Ответственный за здравоохранение государственный советник доктор Перличка устроился на канапе, неподалеку от инженеров, с доктором Жалудем, который также был государственным советником. Беседа их протекала тихо, но дружески и оживленно. Они толковали о том, что если б доктора Кияка перевели в Прагу, освободилась бы его должность, и Жалудь сел бы вице-президентом по левую руку от президента, но доктор Кияк – что утес в Блатницких горах, его не сдвинешь. Поэтому хорошо бы освободить стул Зимака. Он уже достиг возраста, предписанного для служебной смерти чиновника; плечи Зимака отягощены сорока пятью годами службы.
– Он пятнадцати лет начал служить? – прикинул Перличка, приложив ладонь ко лбу, и возвел очи горе́.
– Нет. Просто проклятый закон о легионерах{120} засчитывает легионерам все в трехкратном размере, все, кроме жалованья.
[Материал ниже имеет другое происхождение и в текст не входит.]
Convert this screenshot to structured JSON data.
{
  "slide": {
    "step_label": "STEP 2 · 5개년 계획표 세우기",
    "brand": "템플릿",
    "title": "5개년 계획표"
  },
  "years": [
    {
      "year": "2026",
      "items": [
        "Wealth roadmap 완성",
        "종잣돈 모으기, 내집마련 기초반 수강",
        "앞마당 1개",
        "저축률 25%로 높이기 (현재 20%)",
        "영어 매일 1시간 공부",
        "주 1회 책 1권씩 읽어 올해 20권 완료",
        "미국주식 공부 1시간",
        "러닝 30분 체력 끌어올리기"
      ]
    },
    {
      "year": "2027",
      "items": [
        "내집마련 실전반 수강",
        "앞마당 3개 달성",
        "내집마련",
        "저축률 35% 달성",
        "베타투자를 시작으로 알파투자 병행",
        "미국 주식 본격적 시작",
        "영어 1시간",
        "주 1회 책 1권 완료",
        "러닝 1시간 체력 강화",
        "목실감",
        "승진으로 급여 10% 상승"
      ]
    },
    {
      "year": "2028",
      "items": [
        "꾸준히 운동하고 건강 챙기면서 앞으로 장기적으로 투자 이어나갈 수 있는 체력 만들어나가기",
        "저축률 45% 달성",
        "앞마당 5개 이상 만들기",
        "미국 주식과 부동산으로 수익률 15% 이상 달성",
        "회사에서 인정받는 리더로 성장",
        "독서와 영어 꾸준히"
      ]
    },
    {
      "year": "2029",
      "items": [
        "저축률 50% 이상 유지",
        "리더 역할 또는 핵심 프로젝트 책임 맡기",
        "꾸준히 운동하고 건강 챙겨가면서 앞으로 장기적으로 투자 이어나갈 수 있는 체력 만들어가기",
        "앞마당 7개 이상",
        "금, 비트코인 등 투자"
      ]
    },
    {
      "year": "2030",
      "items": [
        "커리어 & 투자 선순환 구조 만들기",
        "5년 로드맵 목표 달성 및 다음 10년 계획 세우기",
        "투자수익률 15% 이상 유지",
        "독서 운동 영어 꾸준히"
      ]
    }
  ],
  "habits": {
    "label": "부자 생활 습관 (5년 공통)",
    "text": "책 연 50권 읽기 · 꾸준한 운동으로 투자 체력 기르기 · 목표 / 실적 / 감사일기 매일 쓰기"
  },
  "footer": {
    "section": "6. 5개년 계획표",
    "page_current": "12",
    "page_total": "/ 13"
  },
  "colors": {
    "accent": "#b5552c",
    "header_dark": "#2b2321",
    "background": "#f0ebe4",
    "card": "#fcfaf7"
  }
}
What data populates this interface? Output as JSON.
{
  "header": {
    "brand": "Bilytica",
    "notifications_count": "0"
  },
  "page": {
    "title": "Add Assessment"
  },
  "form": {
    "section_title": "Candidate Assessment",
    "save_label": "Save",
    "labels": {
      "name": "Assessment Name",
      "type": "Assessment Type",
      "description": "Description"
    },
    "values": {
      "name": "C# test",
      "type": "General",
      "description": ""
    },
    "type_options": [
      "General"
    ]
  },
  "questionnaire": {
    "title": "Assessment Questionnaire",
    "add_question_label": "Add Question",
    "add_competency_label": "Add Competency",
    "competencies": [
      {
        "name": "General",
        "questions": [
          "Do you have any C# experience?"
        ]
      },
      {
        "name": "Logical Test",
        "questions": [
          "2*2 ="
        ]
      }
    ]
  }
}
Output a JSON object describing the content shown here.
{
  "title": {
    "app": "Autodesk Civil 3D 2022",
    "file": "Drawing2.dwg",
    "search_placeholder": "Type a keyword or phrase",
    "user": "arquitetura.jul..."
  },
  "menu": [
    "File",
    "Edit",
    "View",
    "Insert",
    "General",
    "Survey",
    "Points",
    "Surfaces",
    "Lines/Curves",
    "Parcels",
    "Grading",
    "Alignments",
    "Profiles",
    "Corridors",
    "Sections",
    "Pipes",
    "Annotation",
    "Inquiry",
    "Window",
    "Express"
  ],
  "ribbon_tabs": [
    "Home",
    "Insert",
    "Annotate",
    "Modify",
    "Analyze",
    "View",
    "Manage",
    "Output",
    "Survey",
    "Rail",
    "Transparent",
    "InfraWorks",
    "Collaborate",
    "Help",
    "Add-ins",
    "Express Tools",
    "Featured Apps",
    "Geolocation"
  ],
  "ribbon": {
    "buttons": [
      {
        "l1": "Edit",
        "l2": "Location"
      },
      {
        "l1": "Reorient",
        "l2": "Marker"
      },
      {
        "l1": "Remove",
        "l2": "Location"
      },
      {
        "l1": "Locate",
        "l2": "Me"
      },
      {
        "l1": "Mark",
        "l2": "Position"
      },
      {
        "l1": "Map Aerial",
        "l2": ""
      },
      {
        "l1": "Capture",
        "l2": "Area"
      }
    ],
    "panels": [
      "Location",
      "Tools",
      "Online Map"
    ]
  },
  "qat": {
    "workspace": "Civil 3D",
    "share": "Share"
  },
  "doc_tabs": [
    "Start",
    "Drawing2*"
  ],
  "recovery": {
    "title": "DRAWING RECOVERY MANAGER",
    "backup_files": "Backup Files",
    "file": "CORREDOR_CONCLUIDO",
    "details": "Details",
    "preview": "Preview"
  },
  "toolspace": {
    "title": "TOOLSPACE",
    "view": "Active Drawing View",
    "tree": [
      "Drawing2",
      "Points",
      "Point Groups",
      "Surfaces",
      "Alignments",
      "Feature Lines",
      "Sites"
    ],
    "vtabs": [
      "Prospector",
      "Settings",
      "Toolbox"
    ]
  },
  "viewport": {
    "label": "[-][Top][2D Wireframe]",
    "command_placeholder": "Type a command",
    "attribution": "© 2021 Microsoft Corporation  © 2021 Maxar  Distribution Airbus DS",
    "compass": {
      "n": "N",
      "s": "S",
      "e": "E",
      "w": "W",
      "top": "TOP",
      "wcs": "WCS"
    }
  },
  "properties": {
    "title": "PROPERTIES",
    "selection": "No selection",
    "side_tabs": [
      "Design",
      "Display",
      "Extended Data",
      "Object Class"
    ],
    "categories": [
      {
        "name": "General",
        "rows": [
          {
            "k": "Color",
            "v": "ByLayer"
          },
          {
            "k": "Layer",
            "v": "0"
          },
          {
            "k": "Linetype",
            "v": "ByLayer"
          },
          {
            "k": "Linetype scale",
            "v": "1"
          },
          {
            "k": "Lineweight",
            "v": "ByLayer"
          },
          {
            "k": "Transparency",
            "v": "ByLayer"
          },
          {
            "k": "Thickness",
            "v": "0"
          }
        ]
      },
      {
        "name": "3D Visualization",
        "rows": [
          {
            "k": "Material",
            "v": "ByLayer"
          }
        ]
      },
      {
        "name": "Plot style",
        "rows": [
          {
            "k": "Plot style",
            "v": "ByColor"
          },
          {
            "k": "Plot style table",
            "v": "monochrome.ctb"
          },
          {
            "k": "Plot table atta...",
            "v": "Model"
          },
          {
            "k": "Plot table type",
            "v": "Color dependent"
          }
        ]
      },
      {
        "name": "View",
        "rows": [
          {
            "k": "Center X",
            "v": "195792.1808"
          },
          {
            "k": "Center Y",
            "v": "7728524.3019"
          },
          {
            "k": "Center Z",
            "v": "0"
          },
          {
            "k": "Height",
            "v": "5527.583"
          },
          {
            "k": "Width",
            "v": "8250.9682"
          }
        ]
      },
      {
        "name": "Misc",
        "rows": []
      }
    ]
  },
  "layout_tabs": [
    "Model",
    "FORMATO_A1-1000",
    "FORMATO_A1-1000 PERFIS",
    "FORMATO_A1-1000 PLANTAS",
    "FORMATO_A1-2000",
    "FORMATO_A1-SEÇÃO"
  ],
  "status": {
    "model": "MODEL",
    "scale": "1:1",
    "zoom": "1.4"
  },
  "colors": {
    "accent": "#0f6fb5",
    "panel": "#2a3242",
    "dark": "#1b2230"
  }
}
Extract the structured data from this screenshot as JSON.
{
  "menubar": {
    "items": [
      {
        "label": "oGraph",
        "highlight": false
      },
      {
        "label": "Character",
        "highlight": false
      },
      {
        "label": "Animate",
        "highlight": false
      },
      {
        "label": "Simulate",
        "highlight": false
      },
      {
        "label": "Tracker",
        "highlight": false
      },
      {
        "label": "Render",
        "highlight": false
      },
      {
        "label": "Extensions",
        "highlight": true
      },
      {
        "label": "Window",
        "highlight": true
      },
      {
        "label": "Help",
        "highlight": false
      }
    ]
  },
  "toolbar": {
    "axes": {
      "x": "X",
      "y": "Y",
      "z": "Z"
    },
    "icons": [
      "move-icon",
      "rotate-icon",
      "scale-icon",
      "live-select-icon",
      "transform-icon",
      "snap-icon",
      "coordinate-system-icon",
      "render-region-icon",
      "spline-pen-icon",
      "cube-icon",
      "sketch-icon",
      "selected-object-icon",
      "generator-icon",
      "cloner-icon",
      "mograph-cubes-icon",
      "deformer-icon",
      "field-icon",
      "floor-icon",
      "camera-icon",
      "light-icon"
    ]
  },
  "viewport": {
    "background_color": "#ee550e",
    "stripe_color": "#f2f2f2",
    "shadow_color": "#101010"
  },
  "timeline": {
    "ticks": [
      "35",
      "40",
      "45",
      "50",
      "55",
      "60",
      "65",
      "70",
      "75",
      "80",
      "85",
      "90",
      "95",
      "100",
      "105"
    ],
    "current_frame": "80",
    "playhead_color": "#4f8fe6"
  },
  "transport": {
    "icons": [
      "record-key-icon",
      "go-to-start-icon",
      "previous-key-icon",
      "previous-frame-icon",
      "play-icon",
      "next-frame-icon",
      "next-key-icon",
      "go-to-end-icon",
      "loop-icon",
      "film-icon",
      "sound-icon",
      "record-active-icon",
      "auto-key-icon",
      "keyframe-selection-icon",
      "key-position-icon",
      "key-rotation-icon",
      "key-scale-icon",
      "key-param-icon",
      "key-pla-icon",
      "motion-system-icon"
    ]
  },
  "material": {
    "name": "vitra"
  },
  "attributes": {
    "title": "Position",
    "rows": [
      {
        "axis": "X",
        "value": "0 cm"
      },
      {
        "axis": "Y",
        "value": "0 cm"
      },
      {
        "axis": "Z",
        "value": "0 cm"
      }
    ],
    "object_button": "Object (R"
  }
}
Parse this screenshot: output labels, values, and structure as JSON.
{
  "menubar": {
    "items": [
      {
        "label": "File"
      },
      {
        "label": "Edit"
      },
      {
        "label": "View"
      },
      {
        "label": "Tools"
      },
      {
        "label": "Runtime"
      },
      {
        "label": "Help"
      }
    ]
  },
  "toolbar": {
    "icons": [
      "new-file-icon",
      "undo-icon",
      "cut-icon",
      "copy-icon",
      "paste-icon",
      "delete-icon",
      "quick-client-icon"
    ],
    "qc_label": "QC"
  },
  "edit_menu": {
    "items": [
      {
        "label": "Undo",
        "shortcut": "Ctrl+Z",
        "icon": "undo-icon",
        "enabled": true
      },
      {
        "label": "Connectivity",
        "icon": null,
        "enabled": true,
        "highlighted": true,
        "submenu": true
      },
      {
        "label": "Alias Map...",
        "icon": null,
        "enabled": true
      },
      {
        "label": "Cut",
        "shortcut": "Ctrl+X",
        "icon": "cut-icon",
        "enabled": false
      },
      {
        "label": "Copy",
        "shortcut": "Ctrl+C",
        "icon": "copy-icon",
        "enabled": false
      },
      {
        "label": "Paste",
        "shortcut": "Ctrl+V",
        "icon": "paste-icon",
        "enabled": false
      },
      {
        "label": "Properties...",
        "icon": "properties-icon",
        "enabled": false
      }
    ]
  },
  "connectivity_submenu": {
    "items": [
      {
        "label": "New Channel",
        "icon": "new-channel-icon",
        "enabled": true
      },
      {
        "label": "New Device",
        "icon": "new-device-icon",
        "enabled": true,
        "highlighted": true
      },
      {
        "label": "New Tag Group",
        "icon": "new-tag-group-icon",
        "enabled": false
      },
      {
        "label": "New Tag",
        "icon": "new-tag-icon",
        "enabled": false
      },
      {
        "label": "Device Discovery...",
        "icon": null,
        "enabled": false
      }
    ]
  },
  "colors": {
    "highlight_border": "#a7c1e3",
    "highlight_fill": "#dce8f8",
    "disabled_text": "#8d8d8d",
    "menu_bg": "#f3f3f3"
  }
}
– Почему проклятый? В данном случае – для тебя он, наоборот, очень даже подходящий. Не будь этого закона, Зимак не имел бы еще выслуги лет и тебе пришлось бы ждать. Так вот отрыгиваются привилегии. Досадно другое – перед тобой еще депутат Стеглик. Этого не перепрыгнешь.
– Чего мне прыгать на старости лет? Это Стеглик все порхает с ветки на ветку, с дерева на дерево. Прыгнет со своей депутатской «пенсии» на несколько дней «на службу», склюет Зимаково место и опять, глядишь, перепрыгнет куда-нибудь. Кто сядет на покинутую ветку со штатным местом?
– Ты.
– Но для этого Зимак вслед за Незвалом должен повторить: «Прощай и платочек…»{121} и сделать нам ручкой.
– В общем-то, да…
– Да.
– Куда запропастился шеф здравоохранения? – президент не видел Перлички за высоким Петровичем.
– Тебя, – подтолкнул Козяковский шептавшегося Перличку.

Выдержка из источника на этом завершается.